I made it all the way through three weeks worth of school without exploding. Sure, I would've liked to extend that time by just a bit. However, when an innocent question leads to an unsatisfactory answer, my Mama hackles go up and I growl. Loudly. Let me explain.
The classrooms in Brandon's school are ungraded, but by age he would be in the 4th grade. His school has an annual back to school night. Due to a client event, I couldn't attend, and I arranged to meet his teacher on another morning, before school. We met, I met the assistants and his new OT, I saw the classroom. All was well. Then I asked what literacy and math levels Brandon had been grouped into. Silly me, I thought I knew the answer; I was just checking. Good thing. He had been placed in level three math (which I had expected)...and level three literacy. Um, what? No. No, no, no, no and no.
Brandon has been reading since he's three years old, and he has always been ahead of his peers in literacy.
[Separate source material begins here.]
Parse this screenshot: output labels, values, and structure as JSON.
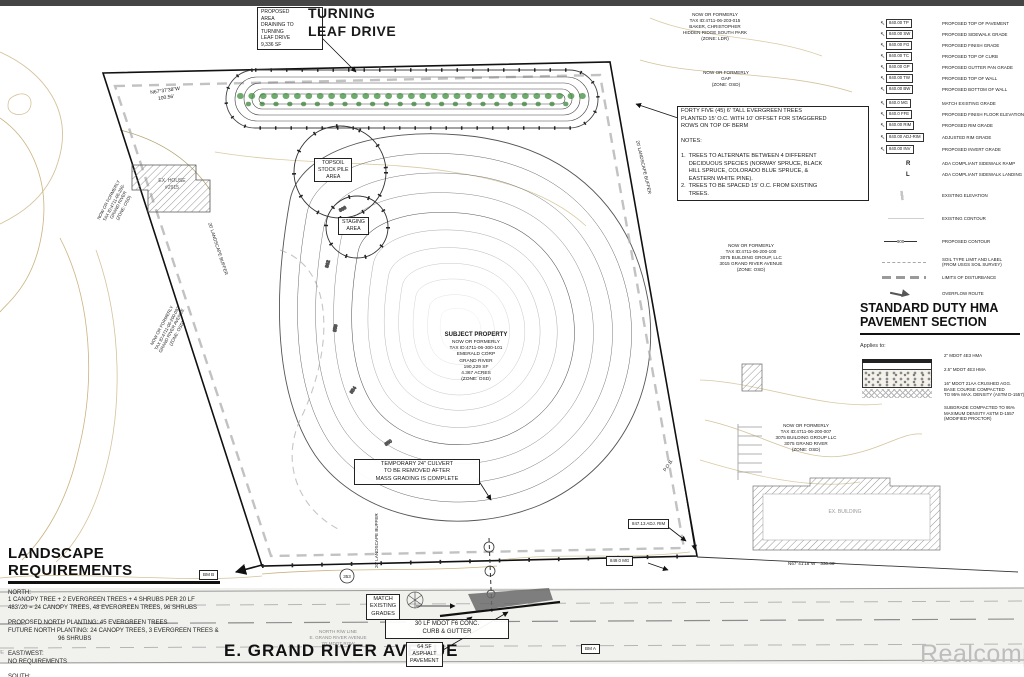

His second grade year was a disaster, however, with Brandon struggling with as yet undiagnosed ADHD, and very little learning being accomplished. He spent more time outside the classroom struggling to self-regulate than in it. In order to work on his frustration tolerance and boost his self confidence, we made a group choice to have him repeat level two math and level three literacy last year, in a 1:1 setting. It worked beautifully; Brandon actually accomplished a full year's worth of math, a subject that used to provoke a meltdown by it's mere mention. Having been told how well he was doing in literacy, I assumed the same of that. Yeah, I know what they say about assuming things. What can I say, I had gotten a little too comfortable with my kid actually being happy about academics.
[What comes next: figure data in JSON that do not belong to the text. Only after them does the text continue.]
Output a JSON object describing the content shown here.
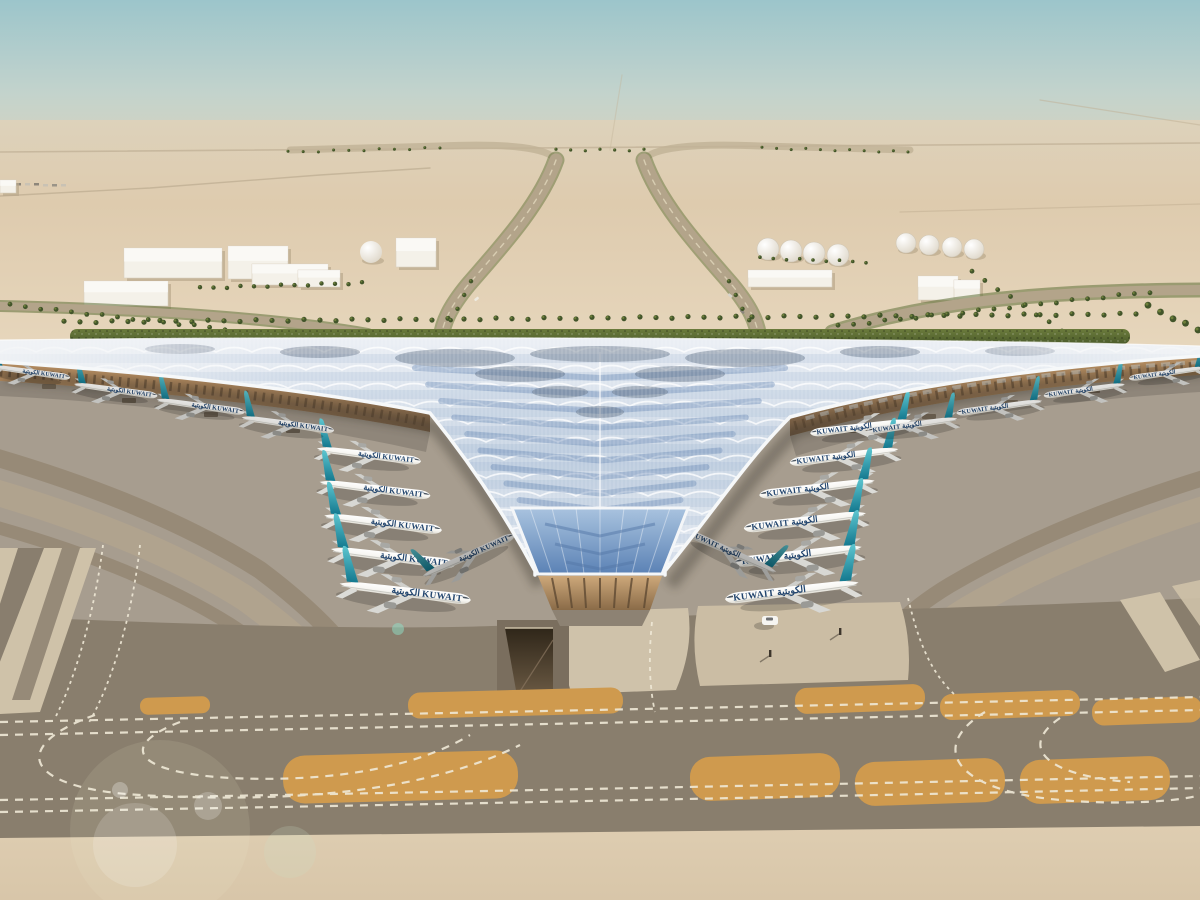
{
  "image": {
    "kind": "aerial-architectural-rendering",
    "description": "Aerial rendering of a desert airport: a trefoil terminal with a rippling silver-blue glazed roof, rows of teal-tailed KUWAIT jets docked on both piers, palm-lined approach roads and white support buildings behind, broad taxiways with white dashed markings and ochre painted pads in the foreground."
  },
  "airline": {
    "title": "KUWAIT",
    "title_arabic": "الكويتية"
  },
  "scene_counts": {
    "aircraft_visible": 21,
    "left_pier_gates": 5,
    "right_pier_gates": 6,
    "fuel_tanks": 8
  },
  "palette": {
    "sky_top": "#9cc5cb",
    "sky_mid": "#c3d3cc",
    "haze": "#ddd2bb",
    "desert": "#decbae",
    "desert_far": "#e7d7bd",
    "road_tan": "#b5a68b",
    "building_white": "#f4f1e9",
    "palm_green": "#42552a",
    "hedge_green": "#5b6b33",
    "roof_light": "#eef1f6",
    "roof_base": "#c7d4e3",
    "roof_blue": "#8da9ca",
    "roof_deep": "#6f8fb8",
    "roof_dark": "#5a6a7e",
    "fascia": "#f6f8f9",
    "facade_light": "#bc9264",
    "facade_dark": "#6e5740",
    "apron": "#a79d8f",
    "arc_light": "#b9a88e",
    "arc_dark": "#8b7b64",
    "taxiway": "#897e6d",
    "pad_light": "#cfc2a9",
    "trench": "#5c4c3b",
    "orange": "#cf9a4e",
    "marking": "#f0e9d7",
    "sand": "#d8c6a9",
    "tail_teal": "#14798f",
    "tail_light": "#5ec6d0",
    "fuselage_white": "#f7f6f2",
    "title_navy": "#22456e",
    "shadow": "#3a342c"
  },
  "aircraft_placements": [
    {
      "x": 368,
      "y": 455,
      "s": 0.92,
      "r": 7,
      "flip": false,
      "dim": 1
    },
    {
      "x": 374,
      "y": 489,
      "s": 0.98,
      "r": 7,
      "flip": false,
      "dim": 1
    },
    {
      "x": 382,
      "y": 523,
      "s": 1.04,
      "r": 7,
      "flip": false,
      "dim": 1
    },
    {
      "x": 392,
      "y": 557,
      "s": 1.1,
      "r": 7,
      "flip": false,
      "dim": 1
    },
    {
      "x": 404,
      "y": 592,
      "s": 1.16,
      "r": 7,
      "flip": false,
      "dim": 1
    },
    {
      "x": 30,
      "y": 372,
      "s": 0.7,
      "r": 8,
      "flip": false,
      "dim": 0.9
    },
    {
      "x": 115,
      "y": 390,
      "s": 0.74,
      "r": 8,
      "flip": false,
      "dim": 0.9
    },
    {
      "x": 200,
      "y": 406,
      "s": 0.78,
      "r": 8,
      "flip": false,
      "dim": 0.9
    },
    {
      "x": 287,
      "y": 424,
      "s": 0.82,
      "r": 8,
      "flip": false,
      "dim": 0.9
    },
    {
      "x": 468,
      "y": 556,
      "s": 0.88,
      "r": -24,
      "flip": false,
      "dim": 0.72
    },
    {
      "x": 862,
      "y": 427,
      "s": 0.9,
      "r": -7,
      "flip": true,
      "dim": 1
    },
    {
      "x": 845,
      "y": 456,
      "s": 0.96,
      "r": -7,
      "flip": true,
      "dim": 1
    },
    {
      "x": 818,
      "y": 488,
      "s": 1.02,
      "r": -7,
      "flip": true,
      "dim": 1
    },
    {
      "x": 806,
      "y": 521,
      "s": 1.08,
      "r": -7,
      "flip": true,
      "dim": 1
    },
    {
      "x": 799,
      "y": 555,
      "s": 1.13,
      "r": -7,
      "flip": true,
      "dim": 1
    },
    {
      "x": 793,
      "y": 591,
      "s": 1.18,
      "r": -7,
      "flip": true,
      "dim": 1
    },
    {
      "x": 1168,
      "y": 373,
      "s": 0.68,
      "r": -8,
      "flip": true,
      "dim": 0.9
    },
    {
      "x": 1085,
      "y": 390,
      "s": 0.72,
      "r": -8,
      "flip": true,
      "dim": 0.9
    },
    {
      "x": 1000,
      "y": 407,
      "s": 0.76,
      "r": -8,
      "flip": true,
      "dim": 0.9
    },
    {
      "x": 913,
      "y": 425,
      "s": 0.8,
      "r": -8,
      "flip": true,
      "dim": 0.9
    },
    {
      "x": 731,
      "y": 552,
      "s": 0.88,
      "r": 24,
      "flip": true,
      "dim": 0.72
    }
  ],
  "palm_rows": [
    {
      "x1": 64,
      "y1": 322,
      "x2": 1136,
      "y2": 314,
      "n": 68,
      "r": 2.6
    },
    {
      "x1": 200,
      "y1": 288,
      "x2": 362,
      "y2": 283,
      "n": 13,
      "r": 2.2
    },
    {
      "x1": 972,
      "y1": 272,
      "x2": 1062,
      "y2": 331,
      "n": 8,
      "r": 2.4
    },
    {
      "x1": 838,
      "y1": 326,
      "x2": 1150,
      "y2": 292,
      "n": 21,
      "r": 2.4
    },
    {
      "x1": 10,
      "y1": 305,
      "x2": 225,
      "y2": 329,
      "n": 15,
      "r": 2.4
    },
    {
      "x1": 471,
      "y1": 282,
      "x2": 444,
      "y2": 334,
      "n": 5,
      "r": 2.2
    },
    {
      "x1": 729,
      "y1": 282,
      "x2": 756,
      "y2": 334,
      "n": 5,
      "r": 2.2
    },
    {
      "x1": 760,
      "y1": 258,
      "x2": 866,
      "y2": 262,
      "n": 9,
      "r": 1.8
    },
    {
      "x1": 1148,
      "y1": 306,
      "x2": 1198,
      "y2": 330,
      "n": 5,
      "r": 3.4
    },
    {
      "x1": 556,
      "y1": 150,
      "x2": 644,
      "y2": 150,
      "n": 7,
      "r": 1.6
    },
    {
      "x1": 288,
      "y1": 152,
      "x2": 440,
      "y2": 148,
      "n": 11,
      "r": 1.5
    },
    {
      "x1": 762,
      "y1": 148,
      "x2": 908,
      "y2": 152,
      "n": 11,
      "r": 1.5
    }
  ],
  "buildings": {
    "boxes": [
      [
        84,
        281,
        84,
        25
      ],
      [
        124,
        248,
        98,
        30
      ],
      [
        228,
        246,
        60,
        33
      ],
      [
        252,
        264,
        76,
        21
      ],
      [
        298,
        270,
        42,
        17
      ],
      [
        396,
        238,
        40,
        29
      ],
      [
        748,
        270,
        84,
        17
      ],
      [
        918,
        276,
        40,
        24
      ],
      [
        954,
        280,
        26,
        19
      ],
      [
        0,
        180,
        16,
        13
      ]
    ],
    "tanks": [
      [
        768,
        249,
        11
      ],
      [
        791,
        251,
        11
      ],
      [
        814,
        253,
        11
      ],
      [
        838,
        255,
        11
      ],
      [
        906,
        243,
        10
      ],
      [
        929,
        245,
        10
      ],
      [
        952,
        247,
        10
      ],
      [
        974,
        249,
        10
      ]
    ],
    "domes": [
      [
        371,
        252,
        11
      ]
    ]
  }
}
I exploded. No way should my boy have been assigned to level three literacy for the third year in a row.
So, why the level three literacy then? Well, apparently that was at least partially an oversight. The group had actually almost completed the level over the summer, and until I got my hackles up, no one took note of this. OK, even in good schools stuff happens. I could have rolled with that one, albeit with a lot of grumbling and general pissed-off-ness on my part. It was the part where they cited his behavioral protocol needs and inability to write that got to me.
Brandon's ability to work in a group is tenuous and newly emerging, but something he himself now desires. To help foster that, he was introduced to a literacy group over the summer, with a behavioral protocol. It works like this: for every minute he is able to attend without off-topic interrupting, he gets a token (in his case, it's a penguin icon.) After he earns three of them, he gets a brief break and reward, then goes back to the group. This year, he's so far been able to increase the time to three minute intervals. To be sure, this reward system takes up a not insignificant amount of adult time, and also causes a certain level of disruption. However, it has NOTHING to do with his level of academic functioning.
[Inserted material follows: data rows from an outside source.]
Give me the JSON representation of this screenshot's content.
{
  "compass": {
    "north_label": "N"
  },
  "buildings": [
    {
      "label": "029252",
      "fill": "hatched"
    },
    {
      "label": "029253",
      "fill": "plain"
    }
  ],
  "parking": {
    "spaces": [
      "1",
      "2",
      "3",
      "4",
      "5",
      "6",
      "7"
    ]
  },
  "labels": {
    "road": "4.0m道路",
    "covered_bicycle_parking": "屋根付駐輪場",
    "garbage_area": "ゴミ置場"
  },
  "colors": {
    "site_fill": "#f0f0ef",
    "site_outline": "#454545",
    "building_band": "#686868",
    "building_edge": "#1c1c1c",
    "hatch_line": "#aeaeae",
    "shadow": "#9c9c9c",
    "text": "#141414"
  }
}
Brandon also can't write. He has had significant fine motor skill issues all his life, and it is apparent at this point that writing will never be his primary mode of communication. By fourth grade though, literacy starts to involve a lot more writing. Brandon's writing challenges are not new. They have ALWAYS existed. So...are we going to hold him back for that? What happens when he still can't write next year? The year after that? Are we going to hold him back indefinitely until he can type fluently? What if that doesn't happen for another year or two?
HELL NO! I'm not unrealistic. I know my baby has a long, long way to go. He's not getting there with low expectations though. I don't know if Brandon will be capable of college. I don't even know if he will *want* to go to college. What I want is the possibility of that for him. My vision of the future includes one where Brandon has choices. And he's certainly not getting there if we can't see past the behaviors and the sensory issues and the physical challenges to the very real, very bright boy underneath who will only go as far as we expect him to. It's time to stop making excuses and doing what's easy. IDEA says nothing about easy; it says "appropriate". It's time to raise expectations, and stand back and give him wings to fly with. It won't be easy, but I'm betting he finds a way to touch that sky.